Оуэн поспешил прочь по остывшим коридорам и вестибюлю, наружу в волглую яркость, пахшую влажной травой и тленьем. В глазах его вскипали слезы. Он так жестоко обходился с Фиби, и столько раз – как же смеет она его любить? Она поймала его в ловушку. Последнее слово осталось за нею.

Оуэну хотелось бы выкашлять из себя эти чувства, как будто он вдохнул в легкие жучка. Определить свои чувства он не мог. Оуэн напился. Проснулся в три часа ночи и принялся плести фантазии о том, как живет под другим именем в стране, которую никогда не видел. Думал, что сам он обезумел – или, во всяком случае, обезумела его жизнь. Жалел, что Фиби вообще родилась на свет.

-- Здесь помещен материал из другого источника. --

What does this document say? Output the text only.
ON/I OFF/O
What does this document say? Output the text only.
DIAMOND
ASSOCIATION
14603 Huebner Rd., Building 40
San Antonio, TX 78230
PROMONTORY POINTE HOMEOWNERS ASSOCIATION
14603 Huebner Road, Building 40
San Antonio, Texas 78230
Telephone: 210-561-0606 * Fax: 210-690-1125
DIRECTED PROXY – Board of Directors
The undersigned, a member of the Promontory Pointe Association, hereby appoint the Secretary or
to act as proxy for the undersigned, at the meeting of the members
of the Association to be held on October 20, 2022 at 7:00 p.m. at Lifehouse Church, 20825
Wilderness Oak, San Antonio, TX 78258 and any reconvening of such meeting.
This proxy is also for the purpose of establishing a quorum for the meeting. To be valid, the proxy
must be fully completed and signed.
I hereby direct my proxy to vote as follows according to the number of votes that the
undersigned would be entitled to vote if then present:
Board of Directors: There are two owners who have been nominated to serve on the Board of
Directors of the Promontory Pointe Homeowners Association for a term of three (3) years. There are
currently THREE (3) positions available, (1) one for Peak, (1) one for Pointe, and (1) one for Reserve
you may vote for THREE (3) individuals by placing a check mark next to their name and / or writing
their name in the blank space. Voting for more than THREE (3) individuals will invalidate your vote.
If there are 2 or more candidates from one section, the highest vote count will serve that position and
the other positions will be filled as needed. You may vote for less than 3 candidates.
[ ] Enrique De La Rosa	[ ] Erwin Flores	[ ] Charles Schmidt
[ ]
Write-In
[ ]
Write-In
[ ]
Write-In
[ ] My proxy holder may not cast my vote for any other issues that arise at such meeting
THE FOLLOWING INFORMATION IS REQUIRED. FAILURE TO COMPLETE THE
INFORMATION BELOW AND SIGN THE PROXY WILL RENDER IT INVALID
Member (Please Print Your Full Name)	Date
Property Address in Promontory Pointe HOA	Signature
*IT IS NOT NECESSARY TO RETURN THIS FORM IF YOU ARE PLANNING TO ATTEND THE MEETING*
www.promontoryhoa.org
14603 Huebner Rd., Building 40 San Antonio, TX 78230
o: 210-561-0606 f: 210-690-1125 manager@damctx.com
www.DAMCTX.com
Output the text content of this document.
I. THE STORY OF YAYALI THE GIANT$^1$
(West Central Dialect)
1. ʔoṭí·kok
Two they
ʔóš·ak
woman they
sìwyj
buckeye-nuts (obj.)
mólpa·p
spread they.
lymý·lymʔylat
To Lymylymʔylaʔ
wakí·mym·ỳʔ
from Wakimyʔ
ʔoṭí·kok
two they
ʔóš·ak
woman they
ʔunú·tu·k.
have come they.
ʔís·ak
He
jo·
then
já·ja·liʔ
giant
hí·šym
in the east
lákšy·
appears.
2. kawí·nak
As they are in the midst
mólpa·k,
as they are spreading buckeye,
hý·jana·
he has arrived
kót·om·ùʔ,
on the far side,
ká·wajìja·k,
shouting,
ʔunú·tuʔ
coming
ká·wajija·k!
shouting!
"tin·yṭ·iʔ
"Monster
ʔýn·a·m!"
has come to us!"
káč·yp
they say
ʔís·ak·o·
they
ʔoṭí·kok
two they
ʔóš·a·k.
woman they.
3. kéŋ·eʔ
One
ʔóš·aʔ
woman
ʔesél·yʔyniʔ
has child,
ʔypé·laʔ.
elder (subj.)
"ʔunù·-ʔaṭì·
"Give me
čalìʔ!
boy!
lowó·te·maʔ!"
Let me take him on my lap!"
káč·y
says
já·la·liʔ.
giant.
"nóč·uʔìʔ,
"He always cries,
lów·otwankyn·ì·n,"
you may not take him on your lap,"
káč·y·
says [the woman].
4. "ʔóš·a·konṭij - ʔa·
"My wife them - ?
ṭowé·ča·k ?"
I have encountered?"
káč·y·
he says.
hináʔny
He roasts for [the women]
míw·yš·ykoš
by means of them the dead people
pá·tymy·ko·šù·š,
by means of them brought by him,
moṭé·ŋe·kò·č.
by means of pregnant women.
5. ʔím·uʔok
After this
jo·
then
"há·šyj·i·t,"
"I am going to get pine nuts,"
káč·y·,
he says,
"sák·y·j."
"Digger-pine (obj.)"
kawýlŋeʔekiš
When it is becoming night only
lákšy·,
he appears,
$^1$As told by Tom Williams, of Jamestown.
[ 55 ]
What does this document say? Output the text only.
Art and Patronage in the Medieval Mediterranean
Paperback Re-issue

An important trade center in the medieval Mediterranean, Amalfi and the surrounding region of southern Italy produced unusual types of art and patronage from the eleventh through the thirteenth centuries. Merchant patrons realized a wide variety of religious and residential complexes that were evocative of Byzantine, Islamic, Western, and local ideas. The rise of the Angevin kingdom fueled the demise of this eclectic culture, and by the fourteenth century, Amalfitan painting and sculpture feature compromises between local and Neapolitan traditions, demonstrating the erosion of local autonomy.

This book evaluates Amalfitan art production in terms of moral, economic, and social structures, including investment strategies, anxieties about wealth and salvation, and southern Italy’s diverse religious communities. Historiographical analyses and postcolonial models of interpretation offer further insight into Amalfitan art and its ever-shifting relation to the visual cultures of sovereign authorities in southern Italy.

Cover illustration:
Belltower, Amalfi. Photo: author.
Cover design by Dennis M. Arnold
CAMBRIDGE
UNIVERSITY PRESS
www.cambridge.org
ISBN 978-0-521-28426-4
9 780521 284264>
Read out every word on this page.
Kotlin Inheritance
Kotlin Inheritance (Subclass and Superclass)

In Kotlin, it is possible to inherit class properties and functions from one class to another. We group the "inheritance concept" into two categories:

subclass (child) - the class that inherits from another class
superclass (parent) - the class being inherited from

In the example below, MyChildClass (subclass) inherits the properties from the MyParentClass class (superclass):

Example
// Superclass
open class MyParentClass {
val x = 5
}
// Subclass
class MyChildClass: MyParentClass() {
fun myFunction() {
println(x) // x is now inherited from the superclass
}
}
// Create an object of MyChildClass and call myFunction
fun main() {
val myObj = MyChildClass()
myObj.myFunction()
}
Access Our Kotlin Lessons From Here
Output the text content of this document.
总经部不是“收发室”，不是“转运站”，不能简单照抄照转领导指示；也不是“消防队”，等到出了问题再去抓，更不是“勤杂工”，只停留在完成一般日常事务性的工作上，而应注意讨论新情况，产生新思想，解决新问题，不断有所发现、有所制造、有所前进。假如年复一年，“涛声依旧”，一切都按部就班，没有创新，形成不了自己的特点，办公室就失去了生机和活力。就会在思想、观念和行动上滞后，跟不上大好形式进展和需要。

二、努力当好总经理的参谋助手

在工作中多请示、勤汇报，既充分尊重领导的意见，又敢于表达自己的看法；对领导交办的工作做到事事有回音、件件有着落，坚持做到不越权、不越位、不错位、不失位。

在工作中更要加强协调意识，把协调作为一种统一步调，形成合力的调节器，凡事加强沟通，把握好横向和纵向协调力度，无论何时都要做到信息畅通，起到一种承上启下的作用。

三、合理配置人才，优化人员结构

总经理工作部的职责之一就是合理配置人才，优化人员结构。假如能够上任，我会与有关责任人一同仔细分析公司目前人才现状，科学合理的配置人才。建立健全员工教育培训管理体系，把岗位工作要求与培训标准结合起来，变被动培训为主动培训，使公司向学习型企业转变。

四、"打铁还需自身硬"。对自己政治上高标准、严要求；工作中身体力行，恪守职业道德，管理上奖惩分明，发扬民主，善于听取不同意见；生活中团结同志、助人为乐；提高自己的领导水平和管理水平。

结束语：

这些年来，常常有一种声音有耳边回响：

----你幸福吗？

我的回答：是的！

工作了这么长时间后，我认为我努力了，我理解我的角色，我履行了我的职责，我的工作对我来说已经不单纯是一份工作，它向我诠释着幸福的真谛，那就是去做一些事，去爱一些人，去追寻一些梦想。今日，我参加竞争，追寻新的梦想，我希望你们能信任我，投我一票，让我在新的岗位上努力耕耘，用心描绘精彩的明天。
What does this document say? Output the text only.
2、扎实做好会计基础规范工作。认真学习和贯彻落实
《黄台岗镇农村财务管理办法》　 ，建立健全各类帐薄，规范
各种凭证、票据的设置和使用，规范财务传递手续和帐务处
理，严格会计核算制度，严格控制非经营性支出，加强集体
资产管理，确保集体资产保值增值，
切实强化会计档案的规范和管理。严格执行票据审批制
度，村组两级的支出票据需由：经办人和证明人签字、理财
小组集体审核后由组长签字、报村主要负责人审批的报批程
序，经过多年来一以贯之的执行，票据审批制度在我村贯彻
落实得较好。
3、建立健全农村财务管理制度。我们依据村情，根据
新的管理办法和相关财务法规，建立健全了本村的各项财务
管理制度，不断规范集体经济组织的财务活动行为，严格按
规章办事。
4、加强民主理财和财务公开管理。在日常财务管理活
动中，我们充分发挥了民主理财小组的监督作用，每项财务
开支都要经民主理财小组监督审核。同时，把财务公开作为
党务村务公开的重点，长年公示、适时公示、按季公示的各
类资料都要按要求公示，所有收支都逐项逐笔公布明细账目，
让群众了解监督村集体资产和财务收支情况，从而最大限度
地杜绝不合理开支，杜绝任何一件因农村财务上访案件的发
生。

Миновали выходные Дня труда. Однажды днем Оуэн зашел в пустую спальню Фиби, где у стены стоял портрет Элизабет, возвращенный из больницы. На него Оуэн недоброжелательно уставился. Слишком уж хорошо знал он женщину с картины. Отвлеченность маски превратила ее в неумолимую, неотзывчивую свидетельницу его прошлых ошибок и нынешней беспомощности.

Вслух он произнес:

– Нахер тебя. – Жаль, что ему не хватит выдержки на нее нассать. Вместо этого он на нее плюнул и кончиками пальцев растер плевок по ее лицу. Краска на ощупь была скользкой и жесткой. Оуэн восхитительно ощутил, что в доме он один, как будто дом принадлежит кому-то другому, а он украдкой проник в него, словно вороватый мальчишка.

[41] Two Serious Ladies (1943) – роман американской писательницы Джейн Боулз. Пер. М. Немцова.